Friday, July 20, 2018

World Notes: Rosie M. Banks


In the first version of A Year and a Day, it’s revealed that Emily is a fan of Rosie M. Banks’ books.

So who is Rosie M. Banks? Is she a real author? Well… yes and no.

Rosie M. Banks was originally a character created by P. G. Wodehouse. She’s a romantic novelist whose name first pops up in ’Jeeves Exerts the Old Cerebellum’ and ‘No Wedding Bells for Bingo’. Bertie’s friend, Bingo Little, has fallen for a waitress named Mabel. Bingo knows his father won’t approve of the match since the woman in question is not of the same social standing as Bingo’s family. Jeeves advises Bingo to read Miss Banks’ novels to Bingo's father, claiming that her stories where “marriage with young persons of an inferior social status was held up as both feasible and admirable” will change the elder Mr. Little’s views. Unfortunately for Bingo it works too well. Bingo’s father marries a cook, making him unwilling to increase Bingo’s allowance - an increase Bingo needs in order to marry Mabel.
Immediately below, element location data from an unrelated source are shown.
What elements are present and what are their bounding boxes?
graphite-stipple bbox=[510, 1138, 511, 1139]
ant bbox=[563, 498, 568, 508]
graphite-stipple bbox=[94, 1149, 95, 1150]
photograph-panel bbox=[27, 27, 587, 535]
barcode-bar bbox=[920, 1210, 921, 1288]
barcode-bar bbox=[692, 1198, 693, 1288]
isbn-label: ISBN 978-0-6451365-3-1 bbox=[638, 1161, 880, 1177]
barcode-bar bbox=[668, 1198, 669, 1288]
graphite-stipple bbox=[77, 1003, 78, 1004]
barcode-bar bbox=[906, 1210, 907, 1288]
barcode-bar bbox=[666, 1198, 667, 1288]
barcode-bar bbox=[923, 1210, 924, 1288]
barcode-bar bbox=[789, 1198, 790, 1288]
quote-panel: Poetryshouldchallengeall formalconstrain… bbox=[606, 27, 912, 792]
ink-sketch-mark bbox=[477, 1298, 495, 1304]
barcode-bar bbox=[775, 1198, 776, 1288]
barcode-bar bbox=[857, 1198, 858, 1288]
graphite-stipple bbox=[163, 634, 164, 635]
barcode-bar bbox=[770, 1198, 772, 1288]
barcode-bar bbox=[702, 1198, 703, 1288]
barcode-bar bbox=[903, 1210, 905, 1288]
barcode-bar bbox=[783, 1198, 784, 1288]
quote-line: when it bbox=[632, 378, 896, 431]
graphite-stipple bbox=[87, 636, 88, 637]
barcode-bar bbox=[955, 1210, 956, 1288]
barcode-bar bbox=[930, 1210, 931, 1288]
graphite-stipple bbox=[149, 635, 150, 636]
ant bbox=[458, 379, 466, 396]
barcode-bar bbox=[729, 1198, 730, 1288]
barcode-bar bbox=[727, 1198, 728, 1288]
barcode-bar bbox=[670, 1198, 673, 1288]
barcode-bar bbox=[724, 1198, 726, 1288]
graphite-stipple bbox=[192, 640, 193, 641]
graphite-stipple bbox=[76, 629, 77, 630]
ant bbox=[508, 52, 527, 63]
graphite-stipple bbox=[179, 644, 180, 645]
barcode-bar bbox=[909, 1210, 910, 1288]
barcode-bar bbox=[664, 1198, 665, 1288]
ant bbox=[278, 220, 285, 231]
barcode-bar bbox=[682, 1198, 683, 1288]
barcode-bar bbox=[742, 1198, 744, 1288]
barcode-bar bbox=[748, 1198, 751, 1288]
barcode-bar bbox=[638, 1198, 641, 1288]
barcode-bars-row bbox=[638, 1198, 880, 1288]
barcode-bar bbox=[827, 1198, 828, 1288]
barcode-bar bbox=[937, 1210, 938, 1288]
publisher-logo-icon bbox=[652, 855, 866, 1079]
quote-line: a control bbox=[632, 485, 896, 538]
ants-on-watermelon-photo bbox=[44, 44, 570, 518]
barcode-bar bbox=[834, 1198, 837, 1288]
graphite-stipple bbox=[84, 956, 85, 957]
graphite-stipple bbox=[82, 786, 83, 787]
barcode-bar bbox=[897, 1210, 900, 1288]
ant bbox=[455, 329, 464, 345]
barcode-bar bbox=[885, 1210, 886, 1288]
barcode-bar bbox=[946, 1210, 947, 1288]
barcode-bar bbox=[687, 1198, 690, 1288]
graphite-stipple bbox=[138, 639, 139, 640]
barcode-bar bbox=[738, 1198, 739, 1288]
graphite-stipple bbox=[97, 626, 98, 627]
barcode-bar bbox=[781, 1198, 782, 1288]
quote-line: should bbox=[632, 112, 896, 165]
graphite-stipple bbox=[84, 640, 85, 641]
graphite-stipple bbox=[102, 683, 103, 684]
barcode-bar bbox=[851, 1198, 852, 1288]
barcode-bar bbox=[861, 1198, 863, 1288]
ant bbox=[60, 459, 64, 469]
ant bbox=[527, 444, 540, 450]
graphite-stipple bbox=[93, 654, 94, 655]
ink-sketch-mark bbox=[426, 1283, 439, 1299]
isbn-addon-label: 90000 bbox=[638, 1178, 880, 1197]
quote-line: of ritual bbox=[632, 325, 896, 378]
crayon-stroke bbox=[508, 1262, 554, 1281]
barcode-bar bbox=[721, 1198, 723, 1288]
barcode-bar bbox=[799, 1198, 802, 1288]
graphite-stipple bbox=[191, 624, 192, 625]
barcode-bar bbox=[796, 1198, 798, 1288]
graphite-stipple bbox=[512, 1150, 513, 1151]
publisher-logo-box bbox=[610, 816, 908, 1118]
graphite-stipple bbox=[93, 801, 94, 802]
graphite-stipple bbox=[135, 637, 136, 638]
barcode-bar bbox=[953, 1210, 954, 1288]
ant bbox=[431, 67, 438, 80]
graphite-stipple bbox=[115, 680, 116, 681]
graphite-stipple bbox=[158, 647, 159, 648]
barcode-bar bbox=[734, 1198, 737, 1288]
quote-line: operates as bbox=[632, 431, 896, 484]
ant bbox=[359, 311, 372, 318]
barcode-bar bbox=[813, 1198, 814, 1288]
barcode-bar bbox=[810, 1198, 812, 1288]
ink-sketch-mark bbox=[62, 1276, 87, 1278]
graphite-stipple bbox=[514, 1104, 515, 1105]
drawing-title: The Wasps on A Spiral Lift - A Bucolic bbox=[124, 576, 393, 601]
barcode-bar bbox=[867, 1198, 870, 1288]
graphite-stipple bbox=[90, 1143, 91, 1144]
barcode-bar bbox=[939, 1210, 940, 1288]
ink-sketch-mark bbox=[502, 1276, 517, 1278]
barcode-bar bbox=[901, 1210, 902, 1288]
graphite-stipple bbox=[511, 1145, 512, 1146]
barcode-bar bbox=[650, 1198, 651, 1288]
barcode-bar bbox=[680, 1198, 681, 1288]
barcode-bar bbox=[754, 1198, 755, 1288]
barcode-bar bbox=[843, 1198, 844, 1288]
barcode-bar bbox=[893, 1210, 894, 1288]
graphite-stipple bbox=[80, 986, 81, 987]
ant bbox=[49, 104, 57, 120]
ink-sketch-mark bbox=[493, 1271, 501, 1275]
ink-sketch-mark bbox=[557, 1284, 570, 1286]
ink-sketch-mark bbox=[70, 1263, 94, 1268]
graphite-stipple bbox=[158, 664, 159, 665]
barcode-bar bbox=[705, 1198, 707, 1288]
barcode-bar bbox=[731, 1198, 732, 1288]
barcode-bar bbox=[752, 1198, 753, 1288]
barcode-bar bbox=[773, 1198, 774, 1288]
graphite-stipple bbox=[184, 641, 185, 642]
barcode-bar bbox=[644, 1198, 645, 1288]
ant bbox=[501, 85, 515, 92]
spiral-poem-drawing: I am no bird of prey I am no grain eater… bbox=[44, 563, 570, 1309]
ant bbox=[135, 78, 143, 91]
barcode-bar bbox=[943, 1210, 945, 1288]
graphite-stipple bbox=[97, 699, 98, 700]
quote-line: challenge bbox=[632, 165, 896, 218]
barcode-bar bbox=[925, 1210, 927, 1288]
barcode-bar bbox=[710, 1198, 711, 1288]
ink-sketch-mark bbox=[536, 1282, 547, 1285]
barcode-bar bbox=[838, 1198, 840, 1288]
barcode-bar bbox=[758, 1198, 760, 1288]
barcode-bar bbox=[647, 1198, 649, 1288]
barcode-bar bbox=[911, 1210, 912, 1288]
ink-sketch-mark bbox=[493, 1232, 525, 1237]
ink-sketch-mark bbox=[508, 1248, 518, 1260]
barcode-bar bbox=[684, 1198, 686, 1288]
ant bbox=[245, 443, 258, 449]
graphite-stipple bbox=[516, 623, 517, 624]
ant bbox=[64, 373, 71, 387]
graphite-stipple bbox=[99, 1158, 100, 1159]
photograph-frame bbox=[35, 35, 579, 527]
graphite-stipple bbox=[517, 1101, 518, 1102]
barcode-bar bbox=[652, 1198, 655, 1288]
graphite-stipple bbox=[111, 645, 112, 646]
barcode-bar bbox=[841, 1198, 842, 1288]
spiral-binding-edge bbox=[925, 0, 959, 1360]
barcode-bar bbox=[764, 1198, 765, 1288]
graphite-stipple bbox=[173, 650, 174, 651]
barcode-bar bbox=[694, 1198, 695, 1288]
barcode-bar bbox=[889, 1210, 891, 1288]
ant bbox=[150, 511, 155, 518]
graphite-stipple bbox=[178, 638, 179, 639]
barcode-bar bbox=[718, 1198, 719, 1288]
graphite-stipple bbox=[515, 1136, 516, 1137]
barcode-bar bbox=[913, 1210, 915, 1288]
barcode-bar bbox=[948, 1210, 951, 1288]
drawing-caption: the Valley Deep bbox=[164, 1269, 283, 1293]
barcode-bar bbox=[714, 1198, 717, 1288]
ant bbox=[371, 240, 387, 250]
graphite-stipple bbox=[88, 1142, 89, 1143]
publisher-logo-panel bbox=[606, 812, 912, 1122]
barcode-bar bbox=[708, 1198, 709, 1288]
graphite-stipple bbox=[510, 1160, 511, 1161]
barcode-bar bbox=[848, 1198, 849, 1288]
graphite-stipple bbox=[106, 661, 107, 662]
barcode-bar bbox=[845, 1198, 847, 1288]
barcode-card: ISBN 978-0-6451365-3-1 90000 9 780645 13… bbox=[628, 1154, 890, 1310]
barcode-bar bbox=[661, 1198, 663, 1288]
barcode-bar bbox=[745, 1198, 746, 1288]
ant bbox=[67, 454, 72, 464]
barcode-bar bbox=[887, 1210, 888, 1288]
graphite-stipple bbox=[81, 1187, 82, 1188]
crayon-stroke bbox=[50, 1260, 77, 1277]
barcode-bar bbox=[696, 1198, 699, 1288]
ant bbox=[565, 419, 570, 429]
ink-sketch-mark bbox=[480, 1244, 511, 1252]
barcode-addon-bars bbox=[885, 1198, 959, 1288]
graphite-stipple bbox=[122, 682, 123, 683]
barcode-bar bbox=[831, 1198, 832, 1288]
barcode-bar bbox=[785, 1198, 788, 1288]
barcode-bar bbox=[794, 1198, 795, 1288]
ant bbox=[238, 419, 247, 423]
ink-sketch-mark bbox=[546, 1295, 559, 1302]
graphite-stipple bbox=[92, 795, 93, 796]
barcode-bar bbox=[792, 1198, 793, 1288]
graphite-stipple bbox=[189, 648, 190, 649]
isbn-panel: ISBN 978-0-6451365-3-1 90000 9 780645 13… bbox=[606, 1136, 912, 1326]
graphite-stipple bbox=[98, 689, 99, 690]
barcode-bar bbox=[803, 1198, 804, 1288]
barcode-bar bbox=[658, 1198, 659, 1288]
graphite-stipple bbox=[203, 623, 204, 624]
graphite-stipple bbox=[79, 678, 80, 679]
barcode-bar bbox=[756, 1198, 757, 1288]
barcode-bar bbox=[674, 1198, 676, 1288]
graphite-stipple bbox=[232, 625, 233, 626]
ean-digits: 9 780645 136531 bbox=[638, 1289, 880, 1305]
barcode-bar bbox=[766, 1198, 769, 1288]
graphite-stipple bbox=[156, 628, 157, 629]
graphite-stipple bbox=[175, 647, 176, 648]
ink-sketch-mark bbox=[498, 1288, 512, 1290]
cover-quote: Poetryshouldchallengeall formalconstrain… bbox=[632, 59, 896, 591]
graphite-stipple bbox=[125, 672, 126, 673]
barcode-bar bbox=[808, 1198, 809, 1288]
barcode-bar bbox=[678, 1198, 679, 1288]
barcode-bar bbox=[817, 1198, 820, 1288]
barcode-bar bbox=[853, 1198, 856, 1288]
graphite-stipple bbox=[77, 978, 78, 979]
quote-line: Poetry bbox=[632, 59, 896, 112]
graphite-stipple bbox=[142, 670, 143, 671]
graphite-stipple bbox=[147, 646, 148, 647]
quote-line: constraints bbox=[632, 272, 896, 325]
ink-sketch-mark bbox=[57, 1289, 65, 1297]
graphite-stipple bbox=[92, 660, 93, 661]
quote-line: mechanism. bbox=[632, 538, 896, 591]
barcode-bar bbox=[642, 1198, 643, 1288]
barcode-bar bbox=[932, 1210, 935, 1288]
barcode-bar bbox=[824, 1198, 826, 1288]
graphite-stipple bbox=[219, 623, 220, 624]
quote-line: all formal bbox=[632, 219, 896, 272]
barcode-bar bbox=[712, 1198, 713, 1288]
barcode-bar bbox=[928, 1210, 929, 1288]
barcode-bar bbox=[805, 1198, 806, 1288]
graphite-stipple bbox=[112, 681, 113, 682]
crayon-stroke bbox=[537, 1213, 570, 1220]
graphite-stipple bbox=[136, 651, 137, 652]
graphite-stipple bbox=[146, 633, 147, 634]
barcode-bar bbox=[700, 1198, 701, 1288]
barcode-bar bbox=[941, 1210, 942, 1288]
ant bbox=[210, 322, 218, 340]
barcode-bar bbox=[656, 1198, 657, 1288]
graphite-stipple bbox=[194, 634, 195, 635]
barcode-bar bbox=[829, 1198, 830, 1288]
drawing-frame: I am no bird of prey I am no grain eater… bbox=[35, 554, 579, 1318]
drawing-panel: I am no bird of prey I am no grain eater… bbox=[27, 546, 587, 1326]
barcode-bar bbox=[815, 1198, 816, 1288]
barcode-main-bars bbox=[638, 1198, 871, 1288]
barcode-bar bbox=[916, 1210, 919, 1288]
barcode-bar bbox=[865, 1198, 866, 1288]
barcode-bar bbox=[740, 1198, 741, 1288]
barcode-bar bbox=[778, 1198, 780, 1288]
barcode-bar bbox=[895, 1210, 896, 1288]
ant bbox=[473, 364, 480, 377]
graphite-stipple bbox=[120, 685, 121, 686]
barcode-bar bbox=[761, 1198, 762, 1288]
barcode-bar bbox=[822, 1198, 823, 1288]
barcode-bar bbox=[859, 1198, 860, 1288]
A few stories later Bingo meets another waitress and marries her. This second waitress turns out to be Rosie M. Banks working incognito to gather material for her latest book.

Bertie calls Rosie’s work, “the most pronounced and widely-read tripe on the market.” When Madeline Bassett gives him a complete synopsis of Mervyn Keene, Clubman in The Mating Season, Bertie says he’s left feeling, “a bit stunned. I had always known in a vague, general way that Mrs Bingo wrote the world’s worse tripe – Bingo generally changes the subject nervously if anyone mentions the little woman’s output – but I had never supposed her capable of bilge like this.”

Wodehouse liked to poke fun at other authors as well as various tropes in his work. It’s believed that the prolific romance novelists Ethel M. Dell and Ruby M. Ayres were the basis for Wodehouse’s Rosie M. Banks character.

In the 1960s a series of novels was published under the pseudonym - with Wodehouse’s permission - of Rosie M. Banks. One of those was Settlement Nurse below.


I have actually read Settlement Nurse and found it light, fluffy reading. Not bad, and nowhere near as soppy as the Rosie M. Banks of Wodehouse’s creation is meant to be.